The adaption is based upon Wuttke's idea and goes in some aspects beyond the concept of Lem's Solaris. It discusses the theory of cognition, limitations of quantum physics, philosophy of thinking and more. Language was German.

The piece started with Kris' arrival at the Solaris station and his attempts to find Gibarian. He is also confronted with Harey. Later, there are two actresses playing Harey and both appear on stage at the same time. Further, the Solaris Ocean is played by an actor who is always around: a clever way to show the omnipresence of it. The Ocean also takes part in the numerous conversations on cognition, philosophy and physics.

Another issue raised was the questions if it would be possible to prove that the crew members don't dream all this. It lead to the works of Kant about cognition of the "thing itself" (Are we able to recognize the "thing itself" as a whole or are we only recognizing the part of it that we are able to understand and see and consider that part to be the whole thing?)

hangar, view from stage


The hangar

The "stage" is a hangar of app. 100 x 100 square meters and 15 meters high. The huge gate was wide open and the actors also used part of the airfield, up to 100 meters away. The audience had been seated on a tribune inside the hangar facing the gate. In the right portion of the gate there was a videowall with three screens, one on top of the other. The cabins and the library were semitransparent greenhouses, distributed across the scenery.


Greenhouses are the cabins

A number of cameras in each greenhouse and out on the airfield were managed by a technical life crew and their imagery projected onto the videowalls. The blue and red suns were spotlights coming from the outside of the hangar thru it's glass walls.

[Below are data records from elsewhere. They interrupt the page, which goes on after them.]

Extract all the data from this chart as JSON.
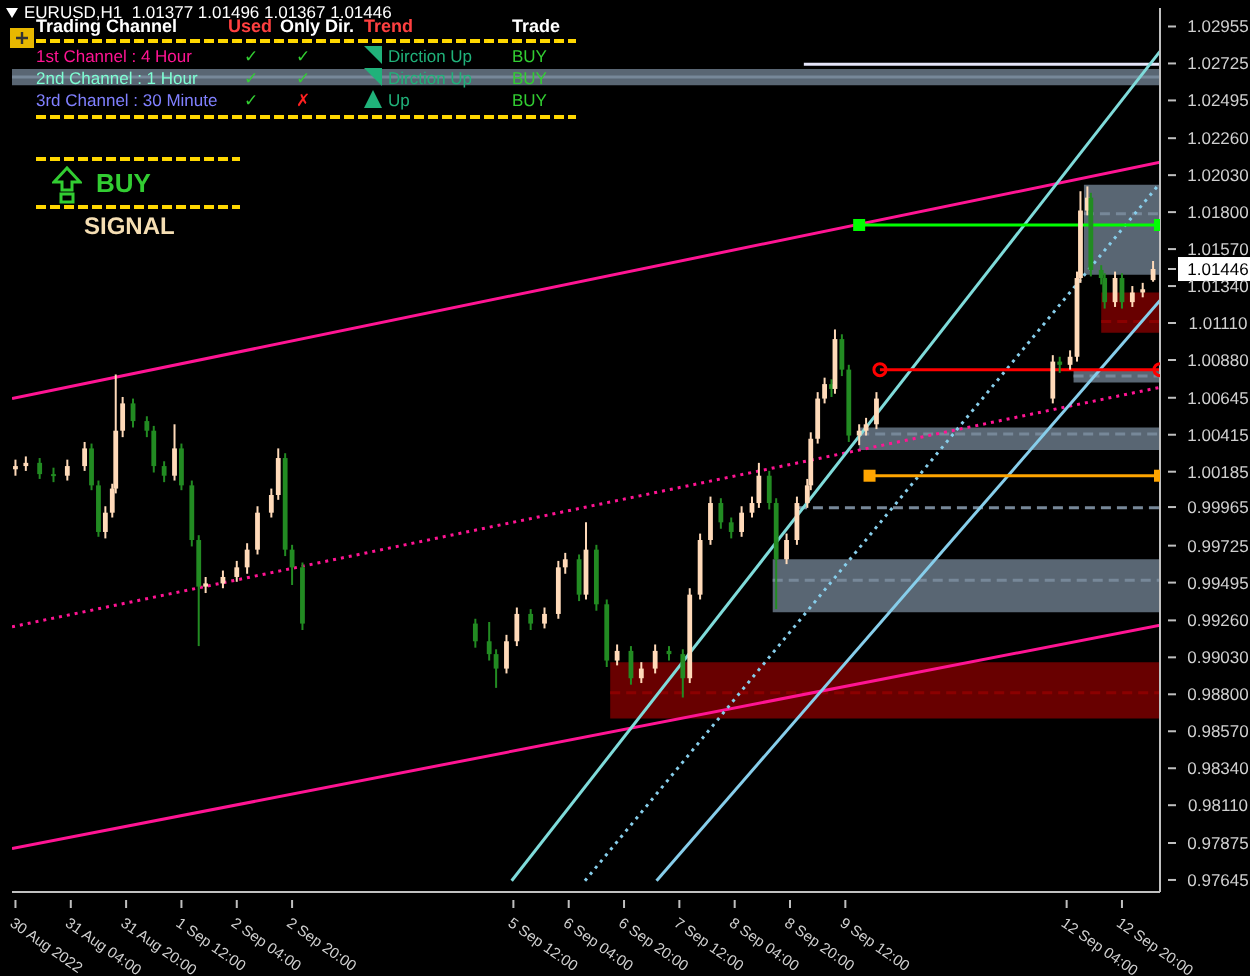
{
  "chart_data": {
    "type": "candlestick",
    "title": "EURUSD,H1  1.01377 1.01496 1.01367 1.01446",
    "annotations": [
      "Trading Channel",
      "Used",
      "Only Dir.",
      "Trend",
      "Trade",
      "1st Channel : 4 Hour",
      "✓",
      "✓",
      "Dirction Up",
      "BUY",
      "2nd Channel : 1 Hour",
      "✓",
      "✓",
      "Dirction Up",
      "BUY",
      "3rd Channel : 30 Minute",
      "✓",
      "✗",
      "Up",
      "BUY",
      "BUY",
      "SIGNAL"
    ],
    "x": [
      "2022-08-30T12:00",
      "2022-08-30T15:00",
      "2022-08-30T19:00",
      "2022-08-30T23:00",
      "2022-08-31T03:00",
      "2022-08-31T08:00",
      "2022-08-31T10:00",
      "2022-08-31T12:00",
      "2022-08-31T14:00",
      "2022-08-31T16:00",
      "2022-08-31T17:00",
      "2022-08-31T19:00",
      "2022-08-31T22:00",
      "2022-09-01T02:00",
      "2022-09-01T04:00",
      "2022-09-01T07:00",
      "2022-09-01T10:00",
      "2022-09-01T12:00",
      "2022-09-01T15:00",
      "2022-09-01T17:00",
      "2022-09-01T19:00",
      "2022-09-02T00:00",
      "2022-09-02T04:00",
      "2022-09-02T07:00",
      "2022-09-02T10:00",
      "2022-09-02T14:00",
      "2022-09-02T16:00",
      "2022-09-02T18:00",
      "2022-09-02T20:00",
      "2022-09-02T23:00",
      "2022-09-05T01:00",
      "2022-09-05T05:00",
      "2022-09-05T07:00",
      "2022-09-05T10:00",
      "2022-09-05T13:00",
      "2022-09-05T17:00",
      "2022-09-05T21:00",
      "2022-09-06T01:00",
      "2022-09-06T03:00",
      "2022-09-06T07:00",
      "2022-09-06T09:00",
      "2022-09-06T12:00",
      "2022-09-06T15:00",
      "2022-09-06T18:00",
      "2022-09-06T22:00",
      "2022-09-07T01:00",
      "2022-09-07T05:00",
      "2022-09-07T09:00",
      "2022-09-07T13:00",
      "2022-09-07T15:00",
      "2022-09-07T18:00",
      "2022-09-07T21:00",
      "2022-09-08T00:00",
      "2022-09-08T03:00",
      "2022-09-08T06:00",
      "2022-09-08T09:00",
      "2022-09-08T11:00",
      "2022-09-08T14:00",
      "2022-09-08T16:00",
      "2022-09-08T19:00",
      "2022-09-08T22:00",
      "2022-09-09T01:00",
      "2022-09-09T02:00",
      "2022-09-09T04:00",
      "2022-09-09T06:00",
      "2022-09-09T08:00",
      "2022-09-09T09:00",
      "2022-09-09T11:00",
      "2022-09-09T13:00",
      "2022-09-09T16:00",
      "2022-09-09T18:00",
      "2022-09-09T21:00",
      "2022-09-12T00:00",
      "2022-09-12T02:00",
      "2022-09-12T05:00",
      "2022-09-12T07:00",
      "2022-09-12T08:00",
      "2022-09-12T10:00",
      "2022-09-12T11:00",
      "2022-09-12T14:00",
      "2022-09-12T15:00",
      "2022-09-12T18:00",
      "2022-09-12T20:00",
      "2022-09-12T23:00",
      "2022-09-13T02:00",
      "2022-09-13T05:00"
    ],
    "ohlc": [
      [
        1.002,
        1.0026,
        1.0016,
        1.0022
      ],
      [
        1.0022,
        1.0028,
        1.0019,
        1.0024
      ],
      [
        1.0024,
        1.0027,
        1.0014,
        1.0017
      ],
      [
        1.0017,
        1.0021,
        1.0012,
        1.0016
      ],
      [
        1.0016,
        1.0026,
        1.0013,
        1.0022
      ],
      [
        1.0022,
        1.0037,
        1.0019,
        1.0033
      ],
      [
        1.0033,
        1.0036,
        1.0007,
        1.001
      ],
      [
        1.001,
        1.0013,
        0.9978,
        0.9981
      ],
      [
        0.9981,
        0.9997,
        0.9977,
        0.9993
      ],
      [
        0.9993,
        1.0011,
        0.999,
        1.0008
      ],
      [
        1.0008,
        1.0079,
        1.0005,
        1.0044
      ],
      [
        1.0044,
        1.0065,
        1.004,
        1.0061
      ],
      [
        1.0061,
        1.0064,
        1.0046,
        1.005
      ],
      [
        1.005,
        1.0053,
        1.004,
        1.0044
      ],
      [
        1.0044,
        1.0047,
        1.0018,
        1.0022
      ],
      [
        1.0022,
        1.0025,
        1.0012,
        1.0016
      ],
      [
        1.0016,
        1.0048,
        1.0013,
        1.0033
      ],
      [
        1.0033,
        1.0036,
        1.0007,
        1.001
      ],
      [
        1.001,
        1.0013,
        0.9972,
        0.9976
      ],
      [
        0.9976,
        0.9979,
        0.991,
        0.9947
      ],
      [
        0.9947,
        0.9953,
        0.9943,
        0.9949
      ],
      [
        0.9949,
        0.9957,
        0.9946,
        0.9953
      ],
      [
        0.9953,
        0.9963,
        0.995,
        0.9959
      ],
      [
        0.9959,
        0.9974,
        0.9955,
        0.997
      ],
      [
        0.997,
        0.9997,
        0.9967,
        0.9993
      ],
      [
        0.9993,
        1.0008,
        0.999,
        1.0004
      ],
      [
        1.0004,
        1.0033,
        1.0001,
        1.0027
      ],
      [
        1.0027,
        1.003,
        0.9966,
        0.997
      ],
      [
        0.997,
        0.9973,
        0.9948,
        0.9959
      ],
      [
        0.9959,
        0.9962,
        0.992,
        0.9924
      ],
      [
        0.9924,
        0.9927,
        0.9909,
        0.9913
      ],
      [
        0.9913,
        0.9925,
        0.9901,
        0.9905
      ],
      [
        0.9905,
        0.9908,
        0.9884,
        0.9896
      ],
      [
        0.9896,
        0.9917,
        0.9893,
        0.9913
      ],
      [
        0.9913,
        0.9934,
        0.991,
        0.993
      ],
      [
        0.993,
        0.9933,
        0.992,
        0.9924
      ],
      [
        0.9924,
        0.9934,
        0.9921,
        0.993
      ],
      [
        0.993,
        0.9963,
        0.9927,
        0.9959
      ],
      [
        0.9959,
        0.9968,
        0.9955,
        0.9964
      ],
      [
        0.9964,
        0.9967,
        0.9938,
        0.9942
      ],
      [
        0.9942,
        0.9987,
        0.9939,
        0.997
      ],
      [
        0.997,
        0.9973,
        0.9932,
        0.9936
      ],
      [
        0.9936,
        0.9939,
        0.9897,
        0.9901
      ],
      [
        0.9901,
        0.9911,
        0.9898,
        0.9907
      ],
      [
        0.9907,
        0.991,
        0.9886,
        0.989
      ],
      [
        0.989,
        0.99,
        0.9887,
        0.9896
      ],
      [
        0.9896,
        0.9911,
        0.9893,
        0.9907
      ],
      [
        0.9907,
        0.991,
        0.9901,
        0.9905
      ],
      [
        0.9905,
        0.9908,
        0.9878,
        0.989
      ],
      [
        0.989,
        0.9946,
        0.9887,
        0.9942
      ],
      [
        0.9942,
        0.998,
        0.9939,
        0.9976
      ],
      [
        0.9976,
        1.0003,
        0.9973,
        0.9999
      ],
      [
        0.9999,
        1.0002,
        0.9983,
        0.9987
      ],
      [
        0.9987,
        0.999,
        0.9977,
        0.9981
      ],
      [
        0.9981,
        0.9997,
        0.9978,
        0.9993
      ],
      [
        0.9993,
        1.0003,
        0.999,
        0.9999
      ],
      [
        0.9999,
        1.0024,
        0.9996,
        1.0016
      ],
      [
        1.0016,
        1.0019,
        0.9995,
        0.9999
      ],
      [
        0.9999,
        1.0002,
        0.9933,
        0.9964
      ],
      [
        0.9964,
        0.998,
        0.9961,
        0.9976
      ],
      [
        0.9976,
        1.0003,
        0.9973,
        0.9999
      ],
      [
        0.9999,
        1.0014,
        0.9996,
        1.001
      ],
      [
        1.001,
        1.0043,
        1.0007,
        1.0039
      ],
      [
        1.0039,
        1.0068,
        1.0036,
        1.0064
      ],
      [
        1.0064,
        1.0077,
        1.0061,
        1.0073
      ],
      [
        1.0073,
        1.0076,
        1.0065,
        1.007
      ],
      [
        1.007,
        1.0107,
        1.0067,
        1.0101
      ],
      [
        1.0101,
        1.0104,
        1.0078,
        1.0082
      ],
      [
        1.0082,
        1.0085,
        1.0037,
        1.0041
      ],
      [
        1.0041,
        1.0048,
        1.0035,
        1.0044
      ],
      [
        1.0044,
        1.0052,
        1.0041,
        1.0048
      ],
      [
        1.0048,
        1.0068,
        1.0045,
        1.0064
      ],
      [
        1.0064,
        1.0091,
        1.0061,
        1.0087
      ],
      [
        1.0087,
        1.009,
        1.008,
        1.0085
      ],
      [
        1.0085,
        1.0094,
        1.0082,
        1.009
      ],
      [
        1.009,
        1.0143,
        1.0087,
        1.0139
      ],
      [
        1.0139,
        1.0193,
        1.0136,
        1.0181
      ],
      [
        1.0181,
        1.0196,
        1.0178,
        1.0189
      ],
      [
        1.0189,
        1.0192,
        1.014,
        1.0144
      ],
      [
        1.0144,
        1.0147,
        1.0135,
        1.0139
      ],
      [
        1.0139,
        1.0142,
        1.012,
        1.0124
      ],
      [
        1.0124,
        1.0143,
        1.0121,
        1.0139
      ],
      [
        1.0139,
        1.0142,
        1.012,
        1.0124
      ],
      [
        1.0124,
        1.0134,
        1.0121,
        1.013
      ],
      [
        1.013,
        1.0136,
        1.0127,
        1.0132
      ],
      [
        1.01377,
        1.01496,
        1.01367,
        1.01446
      ]
    ],
    "colors": [
      "#ffdab9",
      "#ffdab9",
      "#228b22",
      "#228b22",
      "#ffdab9",
      "#ffdab9",
      "#228b22",
      "#228b22",
      "#ffdab9",
      "#ffdab9",
      "#ffdab9",
      "#ffdab9",
      "#228b22",
      "#228b22",
      "#228b22",
      "#228b22",
      "#ffdab9",
      "#228b22",
      "#228b22",
      "#228b22",
      "#ffdab9",
      "#ffdab9",
      "#ffdab9",
      "#ffdab9",
      "#ffdab9",
      "#ffdab9",
      "#ffdab9",
      "#228b22",
      "#228b22",
      "#228b22",
      "#228b22",
      "#228b22",
      "#228b22",
      "#ffdab9",
      "#ffdab9",
      "#228b22",
      "#ffdab9",
      "#ffdab9",
      "#ffdab9",
      "#228b22",
      "#ffdab9",
      "#228b22",
      "#228b22",
      "#ffdab9",
      "#228b22",
      "#ffdab9",
      "#ffdab9",
      "#228b22",
      "#228b22",
      "#ffdab9",
      "#ffdab9",
      "#ffdab9",
      "#228b22",
      "#228b22",
      "#ffdab9",
      "#ffdab9",
      "#ffdab9",
      "#228b22",
      "#228b22",
      "#ffdab9",
      "#ffdab9",
      "#ffdab9",
      "#ffdab9",
      "#ffdab9",
      "#ffdab9",
      "#228b22",
      "#ffdab9",
      "#228b22",
      "#228b22",
      "#ffdab9",
      "#ffdab9",
      "#ffdab9",
      "#ffdab9",
      "#228b22",
      "#ffdab9",
      "#ffdab9",
      "#ffdab9",
      "#ffdab9",
      "#228b22",
      "#228b22",
      "#228b22",
      "#ffdab9",
      "#228b22",
      "#ffdab9",
      "#ffdab9",
      "#ffdab9"
    ],
    "series": [
      {
        "type": "line",
        "line_style": "solid",
        "color": "#778899",
        "x": [
          "2022-08-30T11:00",
          "2022-09-13T07:00"
        ],
        "values": [
          1.0264,
          1.0264
        ],
        "lower": [
          1.0259,
          1.0259
        ],
        "upper": [
          1.0269,
          1.0269
        ]
      },
      {
        "type": "line",
        "line_style": "dashed",
        "color": "#778899",
        "x": [
          "2022-09-12T09:00",
          "2022-09-13T07:00"
        ],
        "values": [
          1.0179,
          1.0179
        ],
        "lower": [
          1.0141,
          1.0141
        ],
        "upper": [
          1.0197,
          1.0197
        ]
      },
      {
        "type": "line",
        "line_style": "dashed",
        "color": "#8b0000",
        "x": [
          "2022-09-12T14:00",
          "2022-09-13T07:00"
        ],
        "values": [
          1.0112,
          1.0112
        ],
        "lower": [
          1.0105,
          1.0105
        ],
        "upper": [
          1.013,
          1.013
        ]
      },
      {
        "type": "line",
        "line_style": "dashed",
        "color": "#778899",
        "x": [
          "2022-09-12T06:00",
          "2022-09-13T07:00"
        ],
        "values": [
          1.0078,
          1.0078
        ],
        "lower": [
          1.0074,
          1.0074
        ],
        "upper": [
          1.0082,
          1.0082
        ]
      },
      {
        "type": "line",
        "line_style": "dashed",
        "color": "#778899",
        "x": [
          "2022-09-09T16:00",
          "2022-09-13T07:00"
        ],
        "values": [
          1.0042,
          1.0042
        ],
        "lower": [
          1.0032,
          1.0032
        ],
        "upper": [
          1.0046,
          1.0046
        ]
      },
      {
        "type": "line",
        "line_style": "dashed",
        "color": "#778899",
        "x": [
          "2022-09-08T15:00",
          "2022-09-13T07:00"
        ],
        "values": [
          0.9951,
          0.9951
        ],
        "lower": [
          0.9931,
          0.9931
        ],
        "upper": [
          0.9964,
          0.9964
        ]
      },
      {
        "type": "line",
        "line_style": "dashed",
        "color": "#8b0000",
        "x": [
          "2022-09-06T16:00",
          "2022-09-13T07:00"
        ],
        "values": [
          0.9881,
          0.9881
        ],
        "lower": [
          0.9865,
          0.9865
        ],
        "upper": [
          0.99,
          0.99
        ]
      },
      {
        "type": "line",
        "line_style": "dashed",
        "color": "#778899",
        "x": [
          "2022-09-08T22:00",
          "2022-09-13T07:00"
        ],
        "values": [
          0.9996,
          0.9996
        ]
      },
      {
        "type": "line",
        "line_style": "solid",
        "color": "#e6e6fa",
        "x": [
          "2022-09-09T00:00",
          "2022-09-13T07:00"
        ],
        "values": [
          1.0272,
          1.0272
        ]
      },
      {
        "type": "line",
        "line_style": "solid",
        "color": "#ff1493",
        "x": [
          "2022-08-30T11:00",
          "2022-09-13T07:00"
        ],
        "values": [
          1.0064,
          1.0211
        ]
      },
      {
        "type": "line",
        "line_style": "solid",
        "color": "#ff1493",
        "x": [
          "2022-08-30T11:00",
          "2022-09-13T07:00"
        ],
        "values": [
          0.9784,
          0.9923
        ]
      },
      {
        "type": "line",
        "line_style": "dotted",
        "color": "#ff1493",
        "x": [
          "2022-08-30T11:00",
          "2022-09-13T07:00"
        ],
        "values": [
          0.9922,
          1.0071
        ]
      },
      {
        "type": "line",
        "line_style": "solid",
        "color": "#7fdbda",
        "x": [
          "2022-09-05T11:30",
          "2022-09-13T07:00"
        ],
        "values": [
          0.9764,
          1.028
        ]
      },
      {
        "type": "line",
        "line_style": "solid",
        "color": "#87ceeb",
        "x": [
          "2022-09-07T05:24",
          "2022-09-13T07:00"
        ],
        "values": [
          0.9764,
          1.0125
        ]
      },
      {
        "type": "line",
        "line_style": "dotted",
        "color": "#87ceeb",
        "x": [
          "2022-09-06T08:42",
          "2022-09-13T07:00"
        ],
        "values": [
          0.9764,
          1.0198
        ]
      },
      {
        "type": "line",
        "line_style": "solid",
        "marker": "square",
        "color": "#00ff00",
        "x": [
          "2022-09-09T16:00",
          "2022-09-13T07:00"
        ],
        "values": [
          1.0172,
          1.0172
        ]
      },
      {
        "type": "line",
        "line_style": "solid",
        "marker": "circle",
        "color": "#ff0000",
        "x": [
          "2022-09-09T22:00",
          "2022-09-13T07:00"
        ],
        "values": [
          1.0082,
          1.0082
        ]
      },
      {
        "type": "line",
        "line_style": "solid",
        "marker": "square",
        "color": "#ffa500",
        "x": [
          "2022-09-09T19:00",
          "2022-09-13T07:00"
        ],
        "values": [
          1.0016,
          1.0016
        ]
      }
    ],
    "xlim": [
      "2022-08-30T11:00",
      "2022-09-13T07:00"
    ],
    "xticks": [
      {
        "value": "2022-08-30T12:00",
        "label": "30 Aug 2022"
      },
      {
        "value": "2022-08-31T04:00",
        "label": "31 Aug 04:00"
      },
      {
        "value": "2022-08-31T20:00",
        "label": "31 Aug 20:00"
      },
      {
        "value": "2022-09-01T12:00",
        "label": "1 Sep 12:00"
      },
      {
        "value": "2022-09-02T04:00",
        "label": "2 Sep 04:00"
      },
      {
        "value": "2022-09-02T20:00",
        "label": "2 Sep 20:00"
      },
      {
        "value": "2022-09-05T12:00",
        "label": "5 Sep 12:00"
      },
      {
        "value": "2022-09-06T04:00",
        "label": "6 Sep 04:00"
      },
      {
        "value": "2022-09-06T20:00",
        "label": "6 Sep 20:00"
      },
      {
        "value": "2022-09-07T12:00",
        "label": "7 Sep 12:00"
      },
      {
        "value": "2022-09-08T04:00",
        "label": "8 Sep 04:00"
      },
      {
        "value": "2022-09-08T20:00",
        "label": "8 Sep 20:00"
      },
      {
        "value": "2022-09-09T12:00",
        "label": "9 Sep 12:00"
      },
      {
        "value": "2022-09-12T04:00",
        "label": "12 Sep 04:00"
      },
      {
        "value": "2022-09-12T20:00",
        "label": "12 Sep 20:00"
      }
    ],
    "ylim": [
      0.9757,
      1.0307
    ],
    "yticks": [
      1.02955,
      1.02725,
      1.02495,
      {
        "value": 1.0226,
        "label": "1.02260"
      },
      {
        "value": 1.0203,
        "label": "1.02030"
      },
      {
        "value": 1.018,
        "label": "1.01800"
      },
      {
        "value": 1.0157,
        "label": "1.01570"
      },
      1.01446,
      {
        "value": 1.0134,
        "label": "1.01340"
      },
      {
        "value": 1.0111,
        "label": "1.01110"
      },
      {
        "value": 1.0088,
        "label": "1.00880"
      },
      1.00645,
      1.00415,
      1.00185,
      0.99965,
      0.99725,
      0.99495,
      {
        "value": 0.9926,
        "label": "0.99260"
      },
      {
        "value": 0.9903,
        "label": "0.99030"
      },
      {
        "value": 0.988,
        "label": "0.98800"
      },
      {
        "value": 0.9857,
        "label": "0.98570"
      },
      {
        "value": 0.9834,
        "label": "0.98340"
      },
      {
        "value": 0.9811,
        "label": "0.98110"
      },
      0.97875,
      0.97645
    ]
  }
}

Kris, both Hareys, Snaut, Satorius, and Solaris move from one cabin to the next. Here’s Snaut’s room:


Snaut's cabin - creative chaos?

Multiple perspectives allow the audience to follow what’s going on even in the remote cabins out on the airfield. Overlayed film fragments contribute to the athmosphere of Solaris and add abstaction layers.


multi-angle camera views

The core discussion goes as follows: In the physics of black holes there is the assumption that all known formulas and laws of whatever theory only work outside the black hole. In it, forces, gravity and everything else becomes infinite or zero. With infinity you can't do any calculations anymore. Math hits a wall. The whole theory breaks down. Between the outside world (were physiscs is just fine) and the inside there must be a sharp border, the so-called Schwarzschild border (named after the physicist Schwarzschild). The analogy here is that the humans brought all their humanity, culture, knowledge, philosophy and science to the Solaris station orbiting Solaris. But they can't recognize what the ocean actually is. They are at a Schwarzschild border and the ocean is sort of a black hole.

According to Lem, the 'guests' consist of neutrinos. Neutrinos are extremely light and superfast particles. The question is how the ocean could slow down these superfast particles to form atoms out of them. And that without any machinery or even a thought. It's just an ocean. Each crew member has his or her own 'guest', sent by the ocean to explore their inner fears, worst nightmares in an effort to understand the human nature. Lem's bottom line: How can humans explore and undertand new worlds if they are their own worst enemies, deep inside torn apart?

After all, two hours of brainfood of the best kind and definitely worthe the trip.

They handed out a program brochure with a comic-like digest of the play which I will keep side by side to my Solaris book and DVDs.

Sadly quite some critics and reviwers didn't like the performance at all. What did they expect? That Wuttke comes up with something better than Tarkovsky who created one of the best sc-fi movies of all times? Get real!